When Ross Douthat Was 'That Guy' at Harvard
You know, That Guy: The conservative dude who ranged the quad like a pro-life Socrates, challenging Liberals to another insufferable partial-birth abortion fight? The guy who ruined all your parties; the guy with the... weird posters on his dorm wall.
This is the picture painted so clearly by a 2001 Harvard Crimson profile, written when Douthat—whose name we still don't know how to pronounce—was a senior. There is much delight to be found in young Douthat's life before he became the New York Times' official reasonable conservative columnist. But nothing compares to the lede:
When Ross G. Douthat tells you that he hopes to become one of the world's most prominent writers, you get a sense that he just might. "Coming to Harvard, I now have a new sense of the power and success that is at our fingertips - I know I will be one of the 25 richest writers of the future", he says.
So we immediately learn that young Douthat began his career as the worst kind of writer: One who got into it for the money.
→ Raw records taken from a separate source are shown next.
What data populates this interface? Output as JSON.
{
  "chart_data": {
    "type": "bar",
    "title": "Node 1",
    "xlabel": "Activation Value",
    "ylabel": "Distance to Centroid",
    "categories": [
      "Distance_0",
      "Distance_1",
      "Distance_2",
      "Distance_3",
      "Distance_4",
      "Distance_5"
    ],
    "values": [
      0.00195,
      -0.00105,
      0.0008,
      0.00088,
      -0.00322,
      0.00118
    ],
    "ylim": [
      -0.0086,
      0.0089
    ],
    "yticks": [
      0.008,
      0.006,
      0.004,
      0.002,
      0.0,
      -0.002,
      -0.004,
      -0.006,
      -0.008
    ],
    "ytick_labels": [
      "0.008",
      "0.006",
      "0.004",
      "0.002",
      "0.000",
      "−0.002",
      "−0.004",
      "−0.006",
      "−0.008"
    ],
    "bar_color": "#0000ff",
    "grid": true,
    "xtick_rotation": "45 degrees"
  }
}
Soon, Douthat imagines, he will be flying to a private island in the South Pacific to rendezvous with fellow millionaire authors Dan Brown, James Patterson and R.L. Stein to hunt the most dangerous game... MAN.
But Douthat's Harvard experience wasn't simply a fast track to the top of Forbes' "25 wealthiest writers of the future" list. His combative-to-the-point-of-incoherent views (he claimed that the Oscars are the product of "left of left wing politics") and his role as editor of the much-maligned conservative newspaper The Harvard Salient took its toll on his social life. He told the Crimson
At parties, when people find out I am the editor the Salient, there are always lots of groans...but as a writer, I find being a conservative a liberating thing because you are the only one saying something from that viewpoint.
Nevermind that you are probably saying these viewpoints to the back of a cute sophomore as she runs away from you. But Douthat didn't even really need friends: He could just chillax on a beanbag and write Bill Buckley fanfic in the the sweet dorm room he had decorated according to what he called his "conservative aesthetic":
His room is adorned with posters of Audrey Hepburn and Marilyn Monroe - stars from Hollywood's glamour heyday - as well as a towering tribute to Gladiator. "I think that Russell Crowe's evocation of manhood is something all men should aspire to", he explains, "particularly when there are such obvious parallels between Rome and the United States, with the combination of splendor and decadence of Empire."
Yes, and there was that great scene in Gladiator where we saw that Russell Crowe's character had a poster of Audrey Hepburn in his room.
Of course, this article was written almost a decade ago, when Douhat was just That Guy at Harvard. Today, Douthat is That Guy at the New York Times, writing columns about how the welfare state is bad because it helps too many people and Avatar is a call to heathenism. With a couple of books already in the bag, he's well on his way to becoming one of the world's richest (least poor?) writers. It would be unfair to judge Douthat the prominent public intellectual by what he said as a 22 year-old college student.
But we can say this, at least: His giant mansion is going to be filled with some pretty weird stuff.